Africa is poised to become a leading source of innovation in a variety of sectors with an expected growth rate of 7% annually over the next 20 years. IBM recognizes the potential impact of research and smarter systems in helping to build Africa’s future, hence the African research lab creates technology applications in a range of industries at the core of Africa’s growth: financial services, education, healthcare, mobility, public safety and utilities. IBM believes that increasing access to financial services is a critical component. Our goal is to develop original and novel solutions to propagate access to financial services by employing data driven approaches on non-traditional data sources. We are focused on innovations that help the unbanked and under-banked gain access to formal financial services such as payments, savings, credit, insurance, and investments. IBM Research scientists are evaluated on three broad metrics: impact, engagement, and eminence. These metrics, in the context of a commercial research lab in an emerging market, create a unique combination of roles and responsibilities for a Financial Inclusion research scientist. Impact: - Develop technologies, analytics and algorithms in financial inclusion and financial services projects. - Identify data-driven methods when more traditional approaches are infeasible.- Transform research insights into real-world systems for use across the continent.
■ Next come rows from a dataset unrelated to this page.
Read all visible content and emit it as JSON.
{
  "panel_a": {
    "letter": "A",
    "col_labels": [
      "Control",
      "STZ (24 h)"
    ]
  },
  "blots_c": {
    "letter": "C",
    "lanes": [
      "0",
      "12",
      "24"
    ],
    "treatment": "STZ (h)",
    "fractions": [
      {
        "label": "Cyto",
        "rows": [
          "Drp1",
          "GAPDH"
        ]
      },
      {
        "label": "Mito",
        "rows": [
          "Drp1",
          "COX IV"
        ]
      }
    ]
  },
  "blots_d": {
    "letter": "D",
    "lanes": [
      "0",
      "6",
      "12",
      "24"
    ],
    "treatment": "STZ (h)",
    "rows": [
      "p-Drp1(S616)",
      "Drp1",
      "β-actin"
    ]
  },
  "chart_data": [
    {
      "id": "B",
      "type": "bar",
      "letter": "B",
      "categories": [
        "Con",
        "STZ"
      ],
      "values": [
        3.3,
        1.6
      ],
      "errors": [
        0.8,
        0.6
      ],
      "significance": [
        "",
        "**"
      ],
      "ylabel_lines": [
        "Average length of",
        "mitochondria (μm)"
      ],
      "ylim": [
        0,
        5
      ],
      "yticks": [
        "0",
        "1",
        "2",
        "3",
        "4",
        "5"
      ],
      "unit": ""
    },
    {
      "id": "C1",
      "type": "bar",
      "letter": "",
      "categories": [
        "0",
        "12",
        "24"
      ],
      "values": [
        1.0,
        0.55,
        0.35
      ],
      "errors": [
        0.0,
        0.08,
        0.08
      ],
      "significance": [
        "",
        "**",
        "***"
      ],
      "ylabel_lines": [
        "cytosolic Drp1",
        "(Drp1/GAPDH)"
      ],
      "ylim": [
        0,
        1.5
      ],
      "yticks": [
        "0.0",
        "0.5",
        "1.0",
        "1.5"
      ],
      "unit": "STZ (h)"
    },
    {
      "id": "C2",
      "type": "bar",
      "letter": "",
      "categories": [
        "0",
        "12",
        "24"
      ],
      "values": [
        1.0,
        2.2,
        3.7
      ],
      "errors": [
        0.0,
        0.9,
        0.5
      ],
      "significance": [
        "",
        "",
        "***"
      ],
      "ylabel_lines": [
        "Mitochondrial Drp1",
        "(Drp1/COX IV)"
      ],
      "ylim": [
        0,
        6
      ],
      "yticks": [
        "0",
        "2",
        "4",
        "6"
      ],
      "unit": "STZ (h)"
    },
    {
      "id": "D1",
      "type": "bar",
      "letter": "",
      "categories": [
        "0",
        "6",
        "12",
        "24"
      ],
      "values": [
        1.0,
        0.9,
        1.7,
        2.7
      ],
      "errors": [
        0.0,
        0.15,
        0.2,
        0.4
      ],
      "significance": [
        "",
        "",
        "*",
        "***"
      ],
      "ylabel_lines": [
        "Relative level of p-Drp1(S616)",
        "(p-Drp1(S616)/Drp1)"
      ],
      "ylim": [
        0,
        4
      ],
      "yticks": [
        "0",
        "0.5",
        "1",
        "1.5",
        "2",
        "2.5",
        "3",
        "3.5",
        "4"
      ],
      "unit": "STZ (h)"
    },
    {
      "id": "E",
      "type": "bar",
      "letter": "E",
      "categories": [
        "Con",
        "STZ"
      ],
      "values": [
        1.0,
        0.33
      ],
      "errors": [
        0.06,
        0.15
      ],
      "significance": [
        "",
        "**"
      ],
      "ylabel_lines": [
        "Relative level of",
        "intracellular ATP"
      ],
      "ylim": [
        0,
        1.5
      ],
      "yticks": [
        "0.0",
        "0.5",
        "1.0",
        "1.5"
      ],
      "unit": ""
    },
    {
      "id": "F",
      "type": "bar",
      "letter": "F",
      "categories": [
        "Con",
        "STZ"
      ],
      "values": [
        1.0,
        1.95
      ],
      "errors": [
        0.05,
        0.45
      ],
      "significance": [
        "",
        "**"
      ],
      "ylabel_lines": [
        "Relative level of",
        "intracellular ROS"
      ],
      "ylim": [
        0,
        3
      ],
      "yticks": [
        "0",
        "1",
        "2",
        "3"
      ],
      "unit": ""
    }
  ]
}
Engagement: - Collaborate with local and international organizations to understand and solve the unique financial problems that arise in Sub-Saharan Africa. - Work closely with domain and technology experts at the Africa Lab as well as researchers from IBM’s Global Research organization spanning six continents.- Build research capacity by advising graduate students from top universities across the continent and throughout the world. Eminence:- Build a reputation in the academic community by publishing in high impact journals and outlets.- Establish thought leadership in the local financial community.- Develop a strong profile within the company with original contributions that drive impact for IBM.
Education and Experience:
M.S./M.Sc. in Computer Science, Statistics, Mathematics, Engineering or related field.
3 to 5 years of experience depending on education level. Recent graduates will be considered.
Knowledgeable of the many tools in machine learning, artificial intelligence, and data mining.
Exposure to a variety of programming languages such as C, Java, R or Python.